米証券取引委員会(SEC)のゲーリー・ゲンスラー委員長が、米議会下院の金融サービス委員会が開催する公聴会で、仮想通貨や人工知能(AI)を含む技術進歩に対応するための監督体制と規則の変更について説明する予定だ

事前に公表されたペーパーによれば、ゲンスラー委員長は、米国の証券規制当局が、2020年代の「技術とビジネスモデル」に合わせて規則を更新している方法を概説する。ペーパーの中では、SECが米国内の証券と取引所に対する広範な監督について言及されている。

特に注目されるのは、SECが仮想通貨業界に対するアプローチだ。これは、「執行による規制」アプローチが、米国でのイノベーションを阻害していると批判されている。

ゲンスラー委員長は、予測データ分析と仮想通貨という2つの新興技術に直接言及する予定だ。SEC委員長は、「暗号資産証券市場」に関与する投資家と発行者が証券法による保護を受けるべきだと強調するつもりだ。

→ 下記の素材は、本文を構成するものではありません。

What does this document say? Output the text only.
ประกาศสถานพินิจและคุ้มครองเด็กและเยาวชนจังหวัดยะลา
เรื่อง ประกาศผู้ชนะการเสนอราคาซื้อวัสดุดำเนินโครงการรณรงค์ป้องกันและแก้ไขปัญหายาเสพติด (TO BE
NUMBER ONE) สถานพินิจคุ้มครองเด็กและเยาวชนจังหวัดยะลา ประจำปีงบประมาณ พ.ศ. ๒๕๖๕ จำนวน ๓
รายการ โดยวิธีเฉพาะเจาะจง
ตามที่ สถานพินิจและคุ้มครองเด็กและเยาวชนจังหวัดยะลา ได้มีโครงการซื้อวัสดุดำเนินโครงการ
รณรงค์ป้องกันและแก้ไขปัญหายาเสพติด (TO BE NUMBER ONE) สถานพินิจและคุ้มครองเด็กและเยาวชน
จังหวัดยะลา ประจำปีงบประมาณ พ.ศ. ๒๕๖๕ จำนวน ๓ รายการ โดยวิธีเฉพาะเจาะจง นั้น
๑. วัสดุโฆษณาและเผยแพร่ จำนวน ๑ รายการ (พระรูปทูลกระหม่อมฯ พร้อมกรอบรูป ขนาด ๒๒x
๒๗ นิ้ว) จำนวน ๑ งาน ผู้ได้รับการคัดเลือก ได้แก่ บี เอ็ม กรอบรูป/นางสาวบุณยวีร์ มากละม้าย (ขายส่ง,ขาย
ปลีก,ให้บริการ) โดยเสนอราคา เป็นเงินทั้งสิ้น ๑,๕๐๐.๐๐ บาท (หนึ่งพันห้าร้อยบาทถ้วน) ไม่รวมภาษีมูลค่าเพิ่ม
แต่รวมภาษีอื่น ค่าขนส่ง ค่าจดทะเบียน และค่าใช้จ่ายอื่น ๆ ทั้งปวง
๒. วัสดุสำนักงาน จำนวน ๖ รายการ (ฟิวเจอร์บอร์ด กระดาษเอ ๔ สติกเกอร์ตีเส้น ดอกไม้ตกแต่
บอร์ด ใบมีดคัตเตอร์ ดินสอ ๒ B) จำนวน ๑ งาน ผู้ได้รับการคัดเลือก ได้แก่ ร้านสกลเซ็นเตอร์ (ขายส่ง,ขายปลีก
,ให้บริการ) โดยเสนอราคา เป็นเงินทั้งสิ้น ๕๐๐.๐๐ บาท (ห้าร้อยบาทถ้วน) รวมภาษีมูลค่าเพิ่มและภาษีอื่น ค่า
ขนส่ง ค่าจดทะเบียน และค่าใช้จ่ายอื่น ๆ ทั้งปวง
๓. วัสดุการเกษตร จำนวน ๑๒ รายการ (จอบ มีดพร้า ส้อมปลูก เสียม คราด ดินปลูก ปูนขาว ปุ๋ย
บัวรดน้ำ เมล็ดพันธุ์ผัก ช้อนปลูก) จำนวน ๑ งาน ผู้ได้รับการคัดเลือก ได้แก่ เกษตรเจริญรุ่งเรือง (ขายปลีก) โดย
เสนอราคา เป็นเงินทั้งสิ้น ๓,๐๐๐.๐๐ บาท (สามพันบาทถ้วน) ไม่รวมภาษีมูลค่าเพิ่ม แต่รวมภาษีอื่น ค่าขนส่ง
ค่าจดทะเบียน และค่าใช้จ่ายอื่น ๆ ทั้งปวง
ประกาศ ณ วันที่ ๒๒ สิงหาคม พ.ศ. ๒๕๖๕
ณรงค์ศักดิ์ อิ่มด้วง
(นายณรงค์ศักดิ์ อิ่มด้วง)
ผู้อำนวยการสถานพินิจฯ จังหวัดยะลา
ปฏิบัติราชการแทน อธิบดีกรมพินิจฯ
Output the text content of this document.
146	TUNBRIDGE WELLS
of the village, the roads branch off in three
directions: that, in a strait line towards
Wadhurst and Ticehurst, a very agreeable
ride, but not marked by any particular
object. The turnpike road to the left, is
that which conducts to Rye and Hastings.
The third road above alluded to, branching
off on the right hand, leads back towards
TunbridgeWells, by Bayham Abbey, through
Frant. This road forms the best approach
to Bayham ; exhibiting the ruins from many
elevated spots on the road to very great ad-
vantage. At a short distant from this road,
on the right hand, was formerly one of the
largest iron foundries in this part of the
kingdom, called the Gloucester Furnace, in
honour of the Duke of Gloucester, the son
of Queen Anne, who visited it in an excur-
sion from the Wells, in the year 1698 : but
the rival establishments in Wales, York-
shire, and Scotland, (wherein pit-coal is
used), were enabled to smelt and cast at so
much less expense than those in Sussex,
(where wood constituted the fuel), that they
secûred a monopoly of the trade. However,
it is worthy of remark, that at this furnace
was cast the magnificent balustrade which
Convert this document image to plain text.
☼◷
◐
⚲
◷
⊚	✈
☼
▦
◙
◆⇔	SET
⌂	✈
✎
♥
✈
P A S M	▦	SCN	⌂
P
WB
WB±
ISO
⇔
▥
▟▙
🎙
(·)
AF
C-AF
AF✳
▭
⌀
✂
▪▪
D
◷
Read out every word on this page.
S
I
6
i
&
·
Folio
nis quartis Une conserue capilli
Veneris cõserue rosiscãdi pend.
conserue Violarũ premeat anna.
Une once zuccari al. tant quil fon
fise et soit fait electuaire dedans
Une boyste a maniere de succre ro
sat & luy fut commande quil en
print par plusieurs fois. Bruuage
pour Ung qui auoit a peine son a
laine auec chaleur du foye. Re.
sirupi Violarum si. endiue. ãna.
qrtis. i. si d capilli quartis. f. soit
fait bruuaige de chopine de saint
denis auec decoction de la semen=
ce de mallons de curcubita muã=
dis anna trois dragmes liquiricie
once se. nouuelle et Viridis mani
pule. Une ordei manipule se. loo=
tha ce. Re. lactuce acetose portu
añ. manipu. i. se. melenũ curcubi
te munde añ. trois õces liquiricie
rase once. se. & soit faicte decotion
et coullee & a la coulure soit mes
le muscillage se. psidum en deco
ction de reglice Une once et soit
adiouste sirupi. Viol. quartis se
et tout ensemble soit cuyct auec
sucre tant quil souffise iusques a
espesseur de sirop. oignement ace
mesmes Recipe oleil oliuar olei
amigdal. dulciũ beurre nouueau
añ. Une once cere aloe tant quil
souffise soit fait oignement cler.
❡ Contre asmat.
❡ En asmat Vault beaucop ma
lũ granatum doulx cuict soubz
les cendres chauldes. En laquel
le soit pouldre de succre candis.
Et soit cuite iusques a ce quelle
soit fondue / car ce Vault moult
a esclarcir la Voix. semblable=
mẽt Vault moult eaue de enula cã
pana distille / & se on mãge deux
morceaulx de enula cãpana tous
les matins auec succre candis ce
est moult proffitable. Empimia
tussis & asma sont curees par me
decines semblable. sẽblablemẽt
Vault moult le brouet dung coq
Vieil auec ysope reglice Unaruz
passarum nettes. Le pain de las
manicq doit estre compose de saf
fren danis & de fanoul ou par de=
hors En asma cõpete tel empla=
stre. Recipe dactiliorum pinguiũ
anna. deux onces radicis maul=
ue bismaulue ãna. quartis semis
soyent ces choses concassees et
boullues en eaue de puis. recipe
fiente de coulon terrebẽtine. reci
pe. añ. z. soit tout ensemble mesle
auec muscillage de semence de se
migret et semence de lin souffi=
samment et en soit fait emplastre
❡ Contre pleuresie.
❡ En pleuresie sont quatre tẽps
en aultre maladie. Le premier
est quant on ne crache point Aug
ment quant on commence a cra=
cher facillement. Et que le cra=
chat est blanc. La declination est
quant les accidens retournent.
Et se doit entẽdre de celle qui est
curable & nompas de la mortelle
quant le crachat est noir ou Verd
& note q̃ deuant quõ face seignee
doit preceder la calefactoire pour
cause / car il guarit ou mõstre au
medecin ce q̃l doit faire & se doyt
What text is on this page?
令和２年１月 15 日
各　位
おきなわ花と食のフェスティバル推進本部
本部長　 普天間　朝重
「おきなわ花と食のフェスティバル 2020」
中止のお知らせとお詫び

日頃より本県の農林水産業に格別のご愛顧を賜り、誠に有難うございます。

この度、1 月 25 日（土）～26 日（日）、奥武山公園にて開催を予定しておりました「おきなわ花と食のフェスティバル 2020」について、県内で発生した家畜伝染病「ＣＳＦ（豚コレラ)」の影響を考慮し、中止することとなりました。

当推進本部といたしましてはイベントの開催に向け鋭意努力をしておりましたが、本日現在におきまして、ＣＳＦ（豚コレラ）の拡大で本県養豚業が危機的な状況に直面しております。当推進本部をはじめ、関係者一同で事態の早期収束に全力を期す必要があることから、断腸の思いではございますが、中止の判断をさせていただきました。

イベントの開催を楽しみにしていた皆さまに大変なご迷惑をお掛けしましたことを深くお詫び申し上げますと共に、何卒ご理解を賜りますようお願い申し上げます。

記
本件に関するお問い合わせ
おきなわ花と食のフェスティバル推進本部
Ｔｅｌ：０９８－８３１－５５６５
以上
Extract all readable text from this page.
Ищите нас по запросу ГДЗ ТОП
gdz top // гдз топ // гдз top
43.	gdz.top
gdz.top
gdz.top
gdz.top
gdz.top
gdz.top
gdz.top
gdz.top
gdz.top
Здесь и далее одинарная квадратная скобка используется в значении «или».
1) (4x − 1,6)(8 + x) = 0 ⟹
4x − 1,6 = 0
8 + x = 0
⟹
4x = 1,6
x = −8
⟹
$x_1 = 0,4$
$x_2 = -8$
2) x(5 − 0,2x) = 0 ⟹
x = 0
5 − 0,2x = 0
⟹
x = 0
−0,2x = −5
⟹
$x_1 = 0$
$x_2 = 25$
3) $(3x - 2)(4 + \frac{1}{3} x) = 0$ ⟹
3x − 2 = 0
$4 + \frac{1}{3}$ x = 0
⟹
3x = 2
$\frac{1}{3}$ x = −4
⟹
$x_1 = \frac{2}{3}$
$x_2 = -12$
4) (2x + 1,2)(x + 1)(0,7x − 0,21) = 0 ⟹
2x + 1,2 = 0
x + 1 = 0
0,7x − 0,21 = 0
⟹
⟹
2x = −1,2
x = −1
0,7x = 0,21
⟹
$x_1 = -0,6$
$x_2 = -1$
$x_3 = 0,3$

ゲンスラー委員長は、1933年証券法の制定に言及し、米議会が証券の定義に30以上の項目を含める決定をしたと語った。その中には「投資契約」という言葉も含まれている。「私が以前に述べたように、個々のトークンにも予断を持つことなく、大多数の仮想通貨トークンはおそらく投資契約のテストを満たすだろう」とゲンスラー委員長は語る。

また、ゲンスラー委員長は、SECがほとんどの仮想通貨が証券法の対象であるとの見解を持っており、取引所やブローカー、ディーラーなどの仲介者もこれらの法律を遵守する必要があると下院金融サービス委員会で主張する予定だ。

SEC委員長は、業界全体が「証券法に対する広範な違反」を犯していると指摘し、これが数々の執行行動につながっていると書いている。ゲンスラー委員長は、SECが暗号資産証券市場セクターに対して規則制定を通じて対応しようとしていると付け加えた。

またゲンスラー氏によれば、予測データ分析とAIは「変革の時代」をもたらし、経済全体の効率を向上させた。この技術の可能性は、金融包摂とユーザー体験を向上させる一方で、悪用されるリスクも生じると言う。

「これはまた、例えば、アドバイザーやブローカーディーラーが自分たちの利益を投資家の利益よりも優先するように最適化している場合など、利害の対立が生じる可能性がある」とゲンスラー委員長は指摘した。